In community tanks, where the treatment of fish with copper-containing treatments may be required, it is very important to realise the harm copper can cause any invertebrate inhabitants and therefore remove any fish needing treatment to a quaratine tank.
However, it is also a very important consideration in invertebrate-specific tanks. For example, any filter media that has previously been in contact with copper treatments should be avoided. It is therefore a better idea to use fresh equipment when setting up a shrimp-containing tank.
Another consideration with regards to copper is water source. Many old houses have copper pipes that can leach enough of the metal (even in small quantities) to cause death in invertebrates. Indeed, some species are marginally less tolerant to copper than others - while copper is lethal to all invertebrates, it is possible to successfully use tap water in one shrimp tank and find the same tap water completely kills off another shrimp tank.
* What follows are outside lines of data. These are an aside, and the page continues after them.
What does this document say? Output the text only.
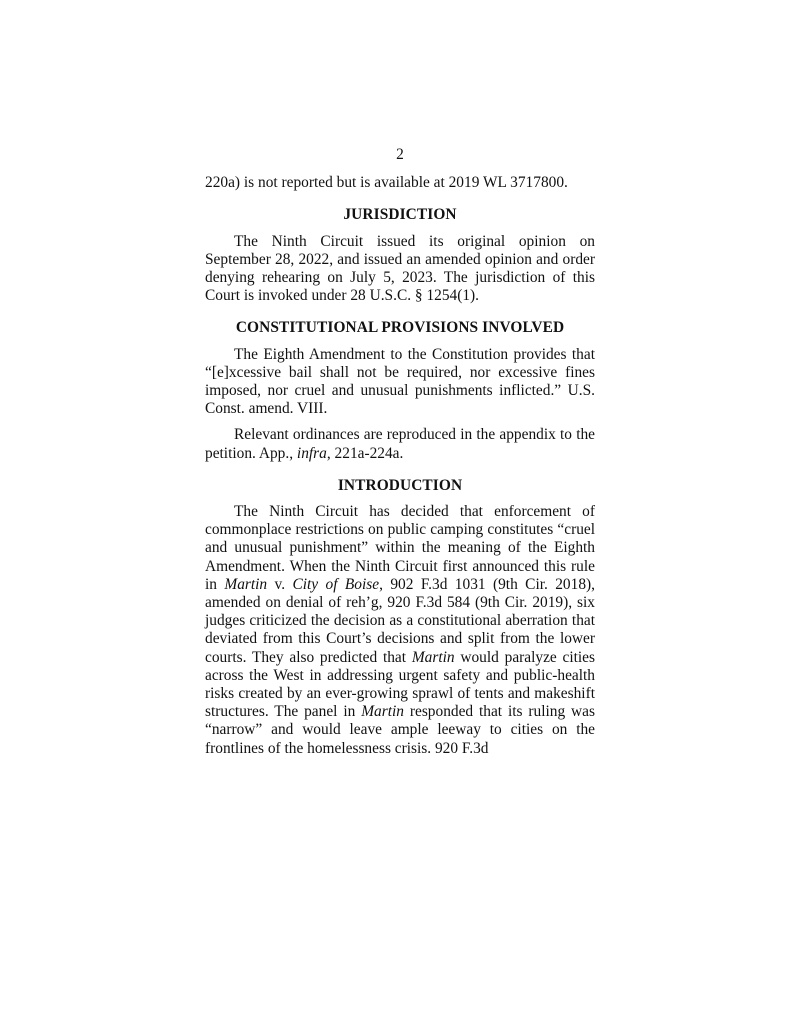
2

220a) is not reported but is available at 2019 WL 3717800.

JURISDICTION

The Ninth Circuit issued its original opinion on September 28, 2022, and issued an amended opinion and order denying rehearing on July 5, 2023. The jurisdiction of this Court is invoked under 28 U.S.C. § 1254(1).

CONSTITUTIONAL PROVISIONS INVOLVED

The Eighth Amendment to the Constitution provides that “[e]xcessive bail shall not be required, nor excessive fines imposed, nor cruel and unusual punishments inflicted.” U.S. Const. amend. VIII.

Relevant ordinances are reproduced in the appendix to the petition. App., infra, 221a-224a.

INTRODUCTION

The Ninth Circuit has decided that enforcement of commonplace restrictions on public camping constitutes “cruel and unusual punishment” within the meaning of the Eighth Amendment. When the Ninth Circuit first announced this rule in Martin v. City of Boise, 902 F.3d 1031 (9th Cir. 2018), amended on denial of reh’g, 920 F.3d 584 (9th Cir. 2019), six judges criticized the decision as a constitutional aberration that deviated from this Court’s decisions and split from the lower courts. They also predicted that Martin would paralyze cities across the West in addressing urgent safety and public-health risks created by an ever-growing sprawl of tents and makeshift structures. The panel in Martin responded that its ruling was “narrow” and would leave ample leeway to cities on the frontlines of the homelessness crisis. 920 F.3d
It is possible to buy copper test kits for your water, but if in any doubt avoid using tap water.
Alternatives to tap water are RO water (from RO units or easily purchased at an lfs), distilled water, deionised water or rainwater. My personal preference is to use RO water (with minerals added back) in all shrimp tanks - this way I can be sure absolutely all potentially harmful substances have been removed from the water.